Tuesday 3 February 2015

This is very close to Paradise Picture this if you will...

 Clear turquoise water with white sand underneath. The sound of the pounding surf in your ears.  The wind blowing any bugs away.  A round island 400 metres across with palm trees and a white sand beach.  Now close your eyes and imagine this in your minds eye.  I'm sorry we don't have internet and I can't post a picture. The water is 31 or 32 degrees C. 

So what has been up since my last post.  I think we were off to a lobster dinner held in the home of a local Kuna who befriended us.  We had a lobster tail, with coconut rice and refried beans with coleslaw.  We sat in a hut with bamboo walls that were 1 1/2 inch across bamboo standing vertical and lashed together. The roof was a special kind of palm that they have to get on the mainland.  I believe the meal was prepared for the 6 of us by Nestor's wife.  The next day was involved doing boat repairs with Captain Rob and I getting to sail in Nestor's dug out canoe around 4 PM.  Rob unfortunately on his second step into the canoe lost his balance and went kersplash.  Unfortunately we missed that moment on camera but did get lots of photos of Rob and I in the dugout canoe sailing.  Nestor has a pole that goes into a hole in the seat & then into a resting point carved into the bottom of his dugout.  The main sail has a boom that has a point on one end and goes into a knot in the rope from the tiny foresail  He has a piece of rope to hold the mast from falling over and a piece of rope on the end of the boom. Like the Laser I used to sail on Glenmore Lake in Calgary you need to lean out so the boat does not tip.  Nestor steers with his paddle for a rudder.  The winds were strong and we flew across the water.  It was a neat and exciting ride.  The Kuna in the area have a regatta in February and Nestor has apparently won the sailing race 3 different times in a much faster dugout than the one we were in.  It was easy to see he was an expert and handle the dugout canoe with it's sail with great skill.

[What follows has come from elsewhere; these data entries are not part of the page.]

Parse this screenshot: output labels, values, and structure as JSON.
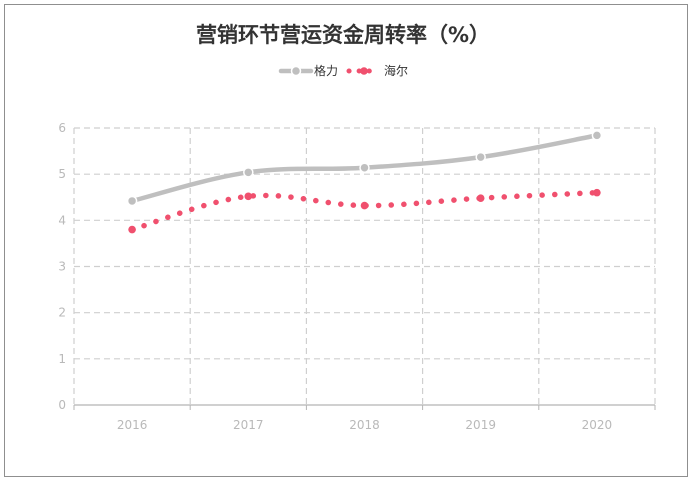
{
  "chart_data": {
    "type": "line",
    "title": "营销环节营运资金周转率（%）",
    "categories": [
      "2016",
      "2017",
      "2018",
      "2019",
      "2020"
    ],
    "yticks": [
      "0",
      "1",
      "2",
      "3",
      "4",
      "5",
      "6"
    ],
    "ylim": [
      0,
      6
    ],
    "grid": true,
    "legend_position": "top",
    "series": [
      {
        "name": "格力",
        "values": [
          4.42,
          5.04,
          5.14,
          5.37,
          5.84
        ],
        "color": "#bfbfbf",
        "style": "solid-smooth"
      },
      {
        "name": "海尔",
        "values": [
          3.8,
          4.52,
          4.32,
          4.48,
          4.6
        ],
        "color": "#f0506e",
        "style": "dotted-smooth"
      }
    ]
  }
}
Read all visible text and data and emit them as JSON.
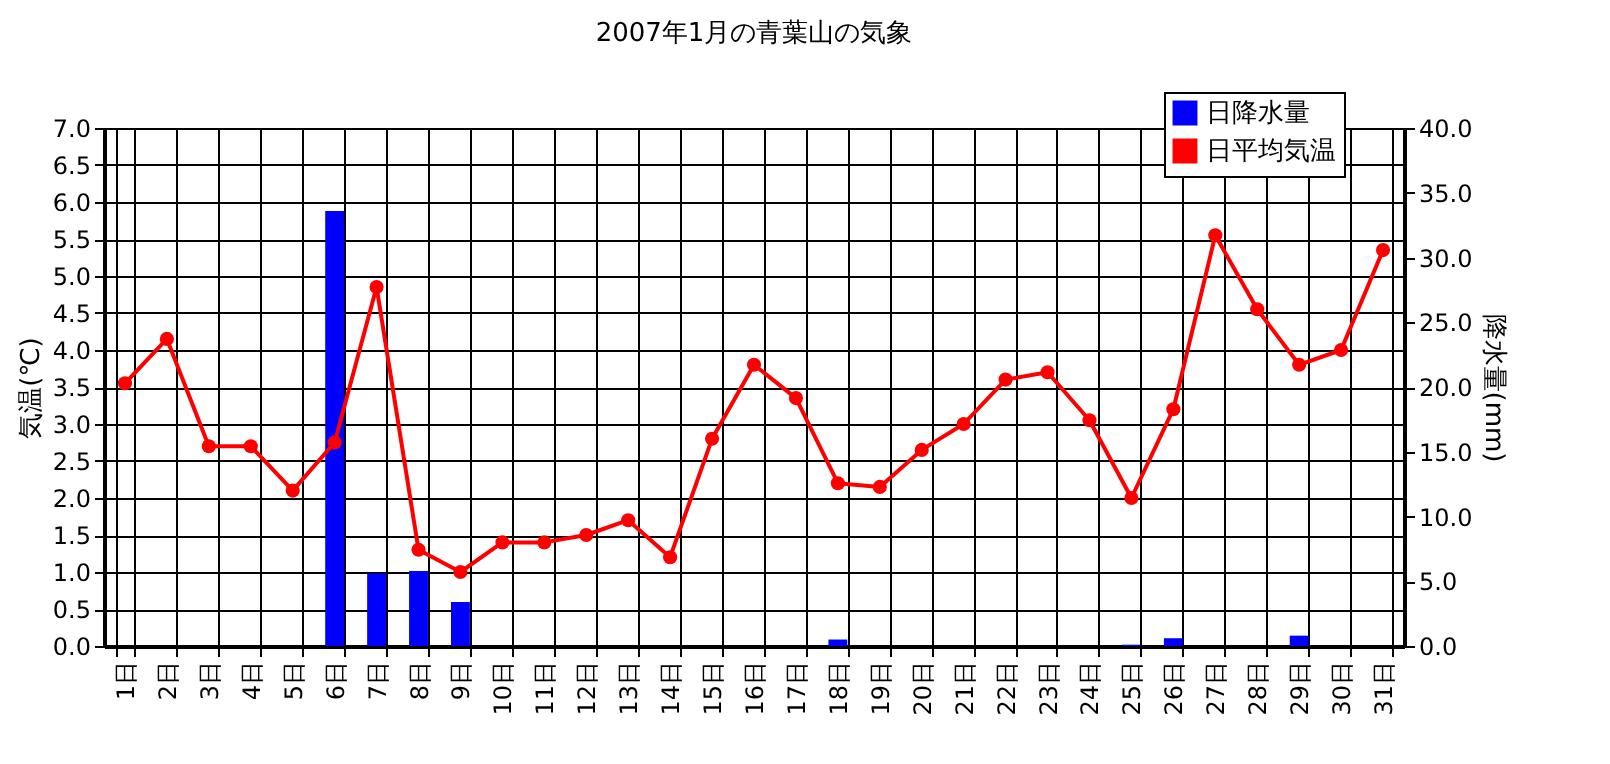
{
  "chart_data": {
    "type": "bar",
    "title": "2007年1月の青葉山の気象",
    "categories": [
      "1日",
      "2日",
      "3日",
      "4日",
      "5日",
      "6日",
      "7日",
      "8日",
      "9日",
      "10日",
      "11日",
      "12日",
      "13日",
      "14日",
      "15日",
      "16日",
      "17日",
      "18日",
      "19日",
      "20日",
      "21日",
      "22日",
      "23日",
      "24日",
      "25日",
      "26日",
      "27日",
      "28日",
      "29日",
      "30日",
      "31日"
    ],
    "series": [
      {
        "name": "日降水量",
        "axis": "y2",
        "color": "#0000ff",
        "values": [
          0,
          0,
          0,
          0,
          0,
          33.6,
          5.6,
          5.8,
          3.4,
          0,
          0,
          0,
          0,
          0,
          0,
          0,
          0,
          0.5,
          0,
          0,
          0,
          0,
          0,
          0,
          0.1,
          0.6,
          0,
          0,
          0.8,
          0,
          0
        ]
      },
      {
        "name": "日平均気温",
        "type": "line",
        "axis": "y",
        "color": "#ff0000",
        "marker": "circle",
        "values": [
          3.55,
          4.15,
          2.7,
          2.7,
          2.1,
          2.75,
          4.85,
          1.3,
          1.0,
          1.4,
          1.4,
          1.5,
          1.7,
          1.2,
          2.8,
          3.8,
          3.35,
          2.2,
          2.15,
          2.65,
          3.0,
          3.6,
          3.7,
          3.05,
          2.0,
          3.2,
          5.55,
          4.55,
          3.8,
          4.0,
          5.35
        ]
      }
    ],
    "ylabel": "気温(℃)",
    "y2label": "降水量(mm)",
    "ylim": [
      0,
      7
    ],
    "yticks": [
      {
        "value": 0,
        "label": "0.0"
      },
      {
        "value": 0.5,
        "label": "0.5"
      },
      {
        "value": 1,
        "label": "1.0"
      },
      {
        "value": 1.5,
        "label": "1.5"
      },
      {
        "value": 2,
        "label": "2.0"
      },
      {
        "value": 2.5,
        "label": "2.5"
      },
      {
        "value": 3,
        "label": "3.0"
      },
      {
        "value": 3.5,
        "label": "3.5"
      },
      {
        "value": 4,
        "label": "4.0"
      },
      {
        "value": 4.5,
        "label": "4.5"
      },
      {
        "value": 5,
        "label": "5.0"
      },
      {
        "value": 5.5,
        "label": "5.5"
      },
      {
        "value": 6,
        "label": "6.0"
      },
      {
        "value": 6.5,
        "label": "6.5"
      },
      {
        "value": 7,
        "label": "7.0"
      }
    ],
    "y2lim": [
      0,
      40
    ],
    "y2ticks": [
      {
        "value": 0,
        "label": "0.0"
      },
      {
        "value": 5,
        "label": "5.0"
      },
      {
        "value": 10,
        "label": "10.0"
      },
      {
        "value": 15,
        "label": "15.0"
      },
      {
        "value": 20,
        "label": "20.0"
      },
      {
        "value": 25,
        "label": "25.0"
      },
      {
        "value": 30,
        "label": "30.0"
      },
      {
        "value": 35,
        "label": "35.0"
      },
      {
        "value": 40,
        "label": "40.0"
      }
    ],
    "grid": true,
    "legend": "top right"
  }
}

Yesterday we got a few more boat chores done then sailed 30 nautical miles to BBQ island where we are now anchored.  Today at noon we had a lunch for all the boats on the BPO which included those that started in Martinique and those that started in the Florida Keys. It was great to finally meet everyone and catch up on their trip to this point in time.  Many stories were shared, new friendships were started and old acquaintances were rekindled.  The start time was delayed by a rain shower but soon everyone arrived and the party began in earnest. Fish, lobster and sausages where cooked and shared as was fruit and baking. On our return aboard it was agreed it was a fabulous get together.  A half hour later our weather buoy (that we will deploy between Panama and Galapagos) arrived from Chapter 2 (another sailing vessel). It is large and heavy and wrapped in plastic.  More on the weather buoy on a future blog.